| 2010年10月05日(火) |
検察審査会は当事者主義的運用? |
日経(H22.10.5)1面トップで、土地購入を巡る事件で、民主党の小沢一郎元幹事長に対し、検察審査会は「起訴すべきだ」とする2回目の議決を公表したと報じていた。
今後、東京地裁が指定する検察官役の弁護士が強制起訴することになる。
注目すべきは、検察審査会の議決書で、「嫌疑不十分として検察官が起訴に躊躇した場合に、いわば国民の責任において、公正な刑事裁判の法廷で黒白をつけようとする制度である」としている点である。
刑事裁判の訴訟構造として当事者主義という考え方がある。
当事者主義とは、検察官と被告人とが対等の立場で争うという考え方である。
この考え方を徹底させれば、検察官は有罪かどうかを判断すべきでなく、その判断は裁判所に委ねるべきであり、検察官はたとえ99%有罪であるとの確信がなくても起訴すべきであるということになる。
議決書の考え方は、この当事者主義の考えに近い。
しかし、わが国では当事者主義は徹底されていない。
それは、起訴された場合の被告人の負担を考えると、検察官の段階で有罪かどうかのふるいをかけた方が望ましいという意識が強いからであろう。

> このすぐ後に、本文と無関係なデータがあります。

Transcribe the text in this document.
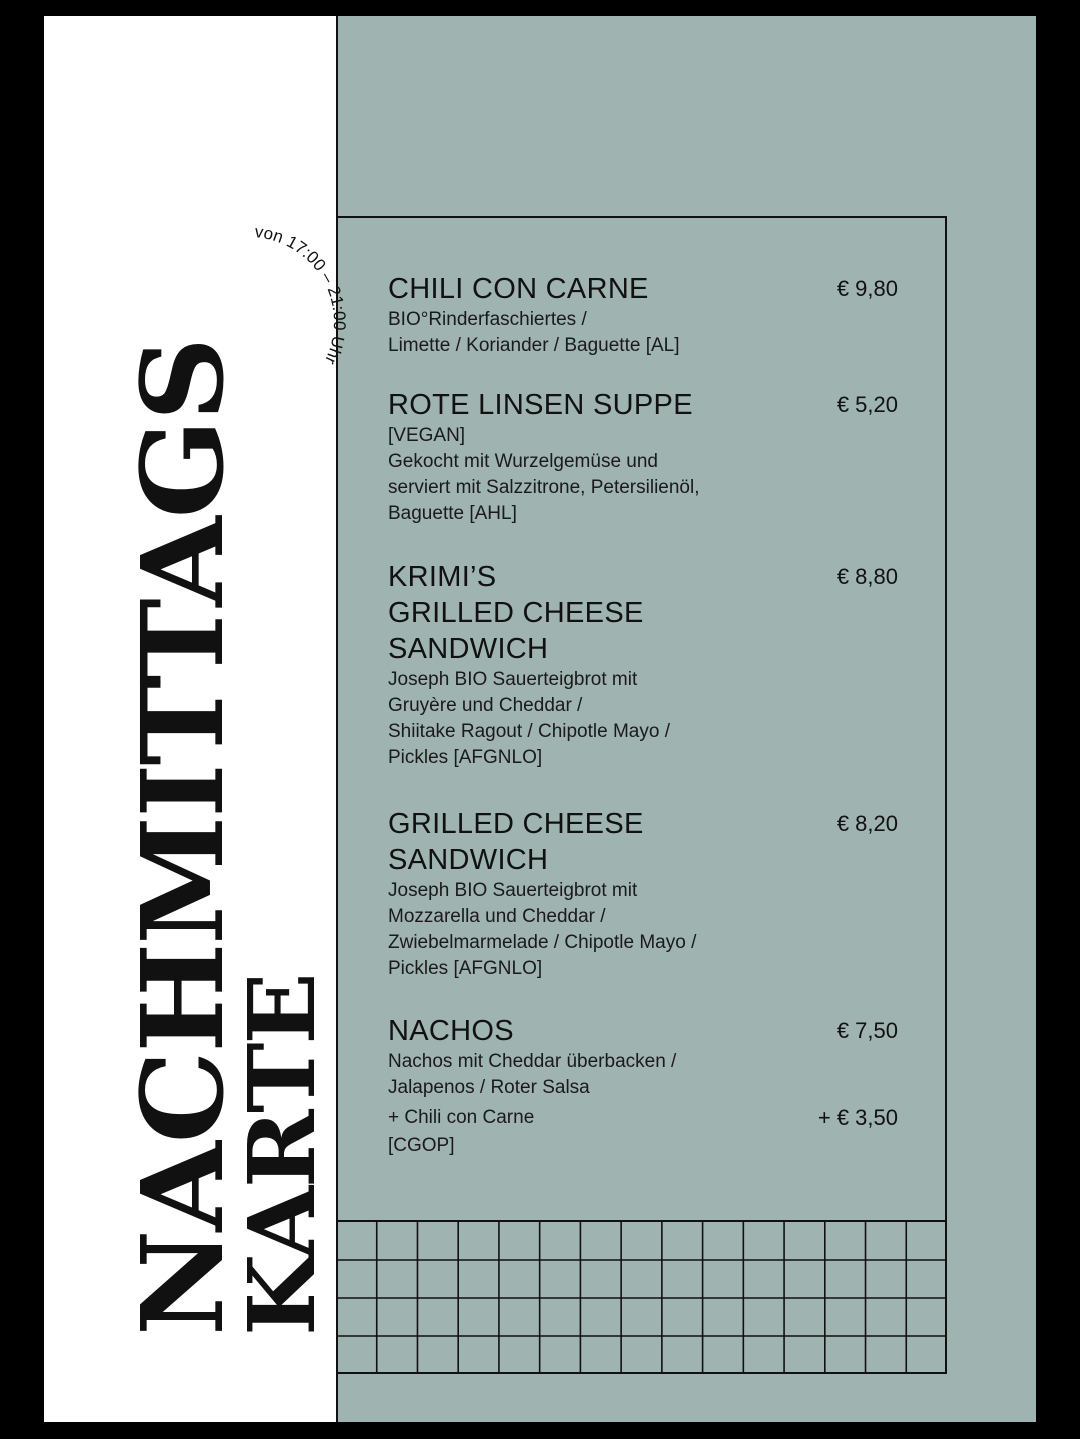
NACHMITTAGS
KARTE
von 17:00 – 21:00 Uhr
CHILI CON CARNE	€ 9,80
BIO°Rinderfaschiertes /
Limette / Koriander / Baguette [AL]
ROTE LINSEN SUPPE	€ 5,20
[VEGAN]
Gekocht mit Wurzelgemüse und
serviert mit Salzzitrone, Petersilienöl,
Baguette [AHL]
KRIMI’S
GRILLED CHEESE
SANDWICH
€ 8,80
Joseph BIO Sauerteigbrot mit
Gruyère und Cheddar /
Shiitake Ragout / Chipotle Mayo /
Pickles [AFGNLO]
GRILLED CHEESE
SANDWICH
€ 8,20
Joseph BIO Sauerteigbrot mit
Mozzarella und Cheddar /
Zwiebelmarmelade / Chipotle Mayo /
Pickles [AFGNLO]
NACHOS	€ 7,50
Nachos mit Cheddar überbacken /
Jalapenos / Roter Salsa
+ Chili con Carne	+ € 3,50
[CGOP]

検察審査会の議決書のいう「嫌疑不十分として検察官が起訴に躊躇した場合に、公正な刑事裁判の法廷で黒白をつけようとする制度」という考え方は、これまでの検察官の運用を否定し、当事者主義的運用を図っているように思われる。
しかし、なぜ検察審査会にかけられた事件だけが、そのような当事者主義的な運用が許されるのかは疑問である。